Step 4: Examples of Moral Standard(s) • Respect for Persons: • IF a mother aborts her unborn fetus at anytime through the seventh month of pregnancy • AND her serious interests are at stake, • THEN that action is moral, • UNLESS it fails a qualifying principle THEN check the alternate.
Biblical Norms: • Choose the Biblical Norms (from Monsma’s list) that are not adequately represented in the other theories: • Cultural appropriateness –The right action is the one with • the most culturally adapted or manageable technology (means), and • whose consequences are most consistent with our values for life of fetus and liberty of mother. • Open Communication–The right action is the one that • promotes values for human life represented by the mothers' well-being and the fetuses' life. • Delightful Harmony–The right action would be the one that • develops the greatest "harmony" among the major stakeholders (mother, father, and child).
Step 5: Evaluate the Options for each Standard • Analyze the various moral standards to determine what ought to be done in this case. • Determine whether the different moral standards yield converging or diverging judgments about what ought to be done. • Determine whether there are any • unwarranted factual assumptions that need to be examined. • unresolved conceptual issues in each argument. • fallacies or logical errors.
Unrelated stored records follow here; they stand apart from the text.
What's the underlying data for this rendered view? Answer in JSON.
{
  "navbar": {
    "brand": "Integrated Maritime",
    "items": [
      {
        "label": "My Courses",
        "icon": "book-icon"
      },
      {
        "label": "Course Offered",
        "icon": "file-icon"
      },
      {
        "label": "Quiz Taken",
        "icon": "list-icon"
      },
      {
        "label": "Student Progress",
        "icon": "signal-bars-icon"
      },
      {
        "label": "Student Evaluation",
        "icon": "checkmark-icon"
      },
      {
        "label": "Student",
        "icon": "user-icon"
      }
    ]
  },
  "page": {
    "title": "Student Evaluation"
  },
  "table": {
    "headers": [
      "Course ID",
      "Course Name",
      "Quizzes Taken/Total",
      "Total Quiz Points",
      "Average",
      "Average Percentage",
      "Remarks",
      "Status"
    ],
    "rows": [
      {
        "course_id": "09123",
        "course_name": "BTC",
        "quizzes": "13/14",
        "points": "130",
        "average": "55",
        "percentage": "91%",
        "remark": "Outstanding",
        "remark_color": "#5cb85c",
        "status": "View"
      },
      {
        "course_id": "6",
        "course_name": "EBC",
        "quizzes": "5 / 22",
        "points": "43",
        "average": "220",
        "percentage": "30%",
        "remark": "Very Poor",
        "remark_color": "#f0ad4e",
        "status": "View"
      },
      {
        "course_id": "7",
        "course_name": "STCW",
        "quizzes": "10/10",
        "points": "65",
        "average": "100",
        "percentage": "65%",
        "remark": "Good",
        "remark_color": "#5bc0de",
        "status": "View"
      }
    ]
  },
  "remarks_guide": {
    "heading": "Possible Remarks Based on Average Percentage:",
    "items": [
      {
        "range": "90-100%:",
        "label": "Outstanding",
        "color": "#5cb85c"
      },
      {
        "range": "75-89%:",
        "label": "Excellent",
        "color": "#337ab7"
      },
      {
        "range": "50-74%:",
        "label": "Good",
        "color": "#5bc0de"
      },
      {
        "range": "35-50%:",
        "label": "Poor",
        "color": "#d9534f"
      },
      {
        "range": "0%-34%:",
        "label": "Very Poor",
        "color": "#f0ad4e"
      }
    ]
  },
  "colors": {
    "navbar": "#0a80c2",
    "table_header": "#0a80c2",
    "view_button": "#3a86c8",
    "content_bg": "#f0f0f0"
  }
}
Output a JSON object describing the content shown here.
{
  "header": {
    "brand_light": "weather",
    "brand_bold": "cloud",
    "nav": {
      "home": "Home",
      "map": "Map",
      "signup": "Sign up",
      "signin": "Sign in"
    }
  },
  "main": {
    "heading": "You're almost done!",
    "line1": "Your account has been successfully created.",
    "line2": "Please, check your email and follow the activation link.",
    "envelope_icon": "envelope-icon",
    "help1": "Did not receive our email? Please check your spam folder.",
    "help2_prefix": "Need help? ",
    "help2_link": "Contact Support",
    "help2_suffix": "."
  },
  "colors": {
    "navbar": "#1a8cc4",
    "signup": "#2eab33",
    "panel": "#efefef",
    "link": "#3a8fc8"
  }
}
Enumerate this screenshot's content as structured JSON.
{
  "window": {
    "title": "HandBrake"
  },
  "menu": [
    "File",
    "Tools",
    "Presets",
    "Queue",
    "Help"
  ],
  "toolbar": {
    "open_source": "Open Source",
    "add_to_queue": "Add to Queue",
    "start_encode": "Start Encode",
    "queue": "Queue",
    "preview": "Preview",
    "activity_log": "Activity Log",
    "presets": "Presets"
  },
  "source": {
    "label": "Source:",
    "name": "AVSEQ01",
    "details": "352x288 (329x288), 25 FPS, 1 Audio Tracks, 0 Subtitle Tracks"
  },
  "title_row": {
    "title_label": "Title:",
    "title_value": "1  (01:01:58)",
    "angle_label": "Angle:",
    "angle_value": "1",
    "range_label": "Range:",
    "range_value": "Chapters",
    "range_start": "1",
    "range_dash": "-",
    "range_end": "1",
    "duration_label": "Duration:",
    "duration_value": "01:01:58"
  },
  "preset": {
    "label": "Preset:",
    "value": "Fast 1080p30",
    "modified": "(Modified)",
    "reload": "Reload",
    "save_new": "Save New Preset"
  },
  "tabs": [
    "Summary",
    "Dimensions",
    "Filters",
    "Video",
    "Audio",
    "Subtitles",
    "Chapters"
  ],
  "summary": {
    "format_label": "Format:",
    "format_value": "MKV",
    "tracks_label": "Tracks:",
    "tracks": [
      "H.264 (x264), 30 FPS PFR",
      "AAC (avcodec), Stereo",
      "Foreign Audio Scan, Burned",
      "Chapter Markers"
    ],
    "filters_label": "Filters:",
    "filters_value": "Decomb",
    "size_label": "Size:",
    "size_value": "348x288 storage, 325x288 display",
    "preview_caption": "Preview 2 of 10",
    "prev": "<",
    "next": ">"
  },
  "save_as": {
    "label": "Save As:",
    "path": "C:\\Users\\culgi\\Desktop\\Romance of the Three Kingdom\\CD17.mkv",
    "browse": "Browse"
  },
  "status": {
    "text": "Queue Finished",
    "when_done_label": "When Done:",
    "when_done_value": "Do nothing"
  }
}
Step 6: Conduct Numeric Analysis • Evaluate the ethical reasons and arguments for each option in terms of how well the option fulfills the Moral Standard, assigning VALUES to each option • 10 = perfect fulfillment • 9 = excellent fulfillment • 8 = very good fulfillment • 7 = good fulfillment • 5 = adequate fulfillment • 3 = poor fulfillment • 2 = very poor fulfillment • 1 = absolutely no fulfillment • 0 = does not apply
Step 6: Conduct Numerical Evaluation • Determine the importance of each Applicable Moral Standard to the case. Assign a WEIGHT to each standard, where: • 4 = absolutely essential consideration • 3 = very important consideration • 2 = somewhat important consideration • 1 = a consideration of only minor importance
Step 6: Conduct Numerical Evaluation • Multiply WEIGHTS by VALUES to get WEIGHTED VALUES for each option. Then SUM the WEIGHTED VALUES.
Step 7: Make a Decision • Decide which of the identified options you would recommend or judge to be the ethically best way to deal with the issue presented in this case based upon which option has the strongest ethical reasons behind it. • Determine how a critic of your position might try to argue against it using other ethical reasons, and present a rebuttal or counter‑argument in defense of your judgment.